Ao perceber a moça de olhos fechados, completamente compenetrada, Pletskin escalou alguns pedregulhos e pulou para dentro da vasilha contendo os sais em matéria bruta. O ar frio da madrugada favorecia o trabalho. Com seus hábeis instrumentos, o pequeno transmutava cada partícula do cristal e elas brilhavam intensamente em dueto de luzes com as estrelas no firmamento.
Ele via outros colegas seus envolvidos em suas funções nas outras extremidades do pentagrama, mas não podia dar-lhes maior atenção. Seu trabalho exigia cuidado, Pletskin era minucioso, nenhuma impureza permanecia intacta, eram todas transformadas em luz e energia. Era justo. Era necessário.
Terminada a tarefa, ele deslocou-se ao ponto extremo norte do pentáculo, acima da vasilha com sal marinho, e da mesma forma os demais elementais, cada um em seu ponto. Enquanto Diana terminava de recitar o mantra sagrado. Em agradecimento, ela espargiu um pó mágico que findava a conexão.
Pletskin desconhecia a intenção dos encantamentos que Diana fazia com regularidade e não se interessava, ele gostava desta sua peculiaridade: não pensar muito. A vida era como era e era certa. Era boa. Mas, nessa noite, uma curiosidade inédita lhe possuiu quando Pletskin percebeu que Diana não estava sozinha.

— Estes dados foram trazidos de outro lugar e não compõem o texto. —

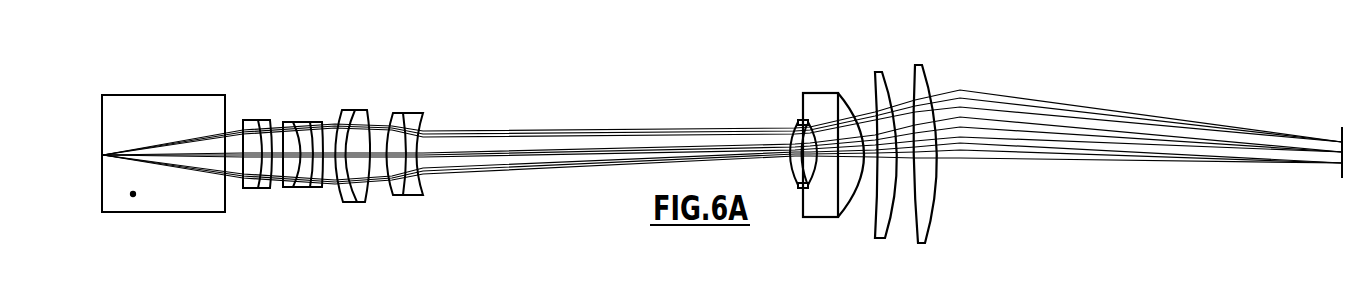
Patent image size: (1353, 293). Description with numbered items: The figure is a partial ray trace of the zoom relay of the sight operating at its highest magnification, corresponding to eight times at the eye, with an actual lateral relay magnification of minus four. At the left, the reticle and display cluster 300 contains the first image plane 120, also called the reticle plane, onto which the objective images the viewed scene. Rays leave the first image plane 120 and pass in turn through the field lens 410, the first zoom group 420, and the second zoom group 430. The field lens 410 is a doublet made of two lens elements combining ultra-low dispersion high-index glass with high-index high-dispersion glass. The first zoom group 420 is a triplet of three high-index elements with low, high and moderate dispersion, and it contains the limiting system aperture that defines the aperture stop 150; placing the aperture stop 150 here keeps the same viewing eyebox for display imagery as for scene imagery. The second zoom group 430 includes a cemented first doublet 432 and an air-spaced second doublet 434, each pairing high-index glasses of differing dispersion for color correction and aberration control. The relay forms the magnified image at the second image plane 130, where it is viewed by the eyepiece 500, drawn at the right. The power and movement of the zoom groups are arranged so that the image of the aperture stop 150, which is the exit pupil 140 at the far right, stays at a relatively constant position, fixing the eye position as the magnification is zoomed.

The first image plane 120 is at (182, 95).
The reticle and display cluster 300 is at (133, 194).
The field lens 410 is at (261, 190).
The first zoom group 420 is at (322, 106).
The aperture stop 150 is at (326, 120).
The second zoom group 430 is at (422, 98).
The first doublet 432 is at (358, 208).
The second doublet 434 is at (434, 130).
The second image plane 130 is at (772, 122).
The eyepiece 500 is at (937, 60).
The exit pupil 140 is at (1332, 130).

Após todos os colegas se afastarem e também ele, já andava em direção a sua trilha, ouviram-se passos cuidadosos, mas, que bem foram denunciados pelos gravetos caídos ao chão. O pequeno virou-se, de súbito, e viu um homem. Era sorridente. Era familiar… O desconhecido acercou-se de Diana e a abraçou, suas mãos percorriam seu corpo e as mãos delas também começaram a acariciá-lo.

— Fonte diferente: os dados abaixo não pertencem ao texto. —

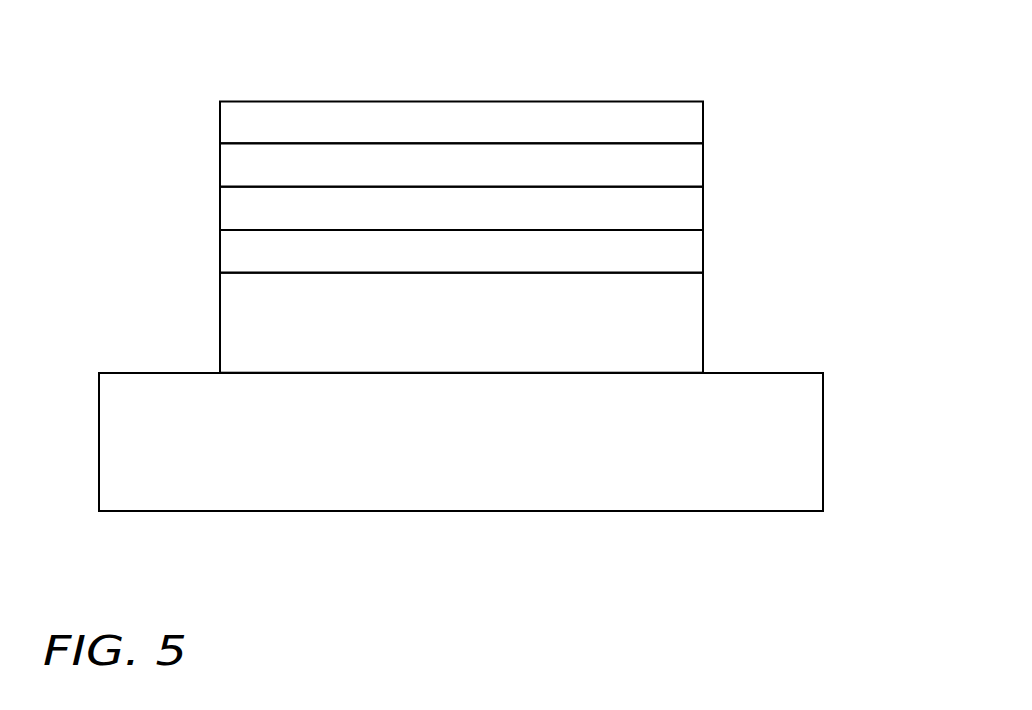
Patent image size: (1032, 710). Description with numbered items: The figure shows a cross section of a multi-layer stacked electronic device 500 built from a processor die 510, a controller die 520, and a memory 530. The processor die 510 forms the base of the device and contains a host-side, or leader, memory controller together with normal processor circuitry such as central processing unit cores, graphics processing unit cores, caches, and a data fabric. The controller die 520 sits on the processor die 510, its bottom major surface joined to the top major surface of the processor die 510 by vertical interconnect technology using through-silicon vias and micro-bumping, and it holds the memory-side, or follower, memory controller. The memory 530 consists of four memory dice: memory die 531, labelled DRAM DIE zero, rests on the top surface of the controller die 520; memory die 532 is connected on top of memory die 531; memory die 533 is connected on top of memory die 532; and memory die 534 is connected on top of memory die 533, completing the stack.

The electronic device 500 is at (146, 66).
The processor die 510 is at (98, 441).
The controller die 520 is at (219, 331).
The memory 530 is at (852, 124).
The memory die 531 is at (704, 253).
The memory die 532 is at (704, 208).
The memory die 533 is at (704, 165).
The memory die 534 is at (704, 123).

Pletskin achou que deveria ir embora, porém seus pés não se moveram, ele desconfiou que não dera realmente ordem para que eles se movessem. O casal se beijava com pressa e as mãos ligeiras logo tiraram suas roupas e os dois deitaram-se no solo úmido e revigorante daquele bosque.
A sílfide que percebeu Pletskin parado ali, atônito para todo aquele movimento de corpos, sussurrou ao seu ouvido:
– Ela realizou o ritual da reprodução hoje, Pletskin.
O pequeno, sem tirar os olhos do casal, perguntou:
– Como você sabe?
– Basta ver o que eles estão fazendo!
– Quem é aquele homem, Véridis?
– É um velho conhecido seu!
A pequena sílfide disse isto e voou embora, fazendo sinais para que Pletskin fosse para casa. Mas ele não foi. Estava curioso demais e ele tentava pensar, mas era tão difícil. Era estranho. O homem não era estranho. Era familiar…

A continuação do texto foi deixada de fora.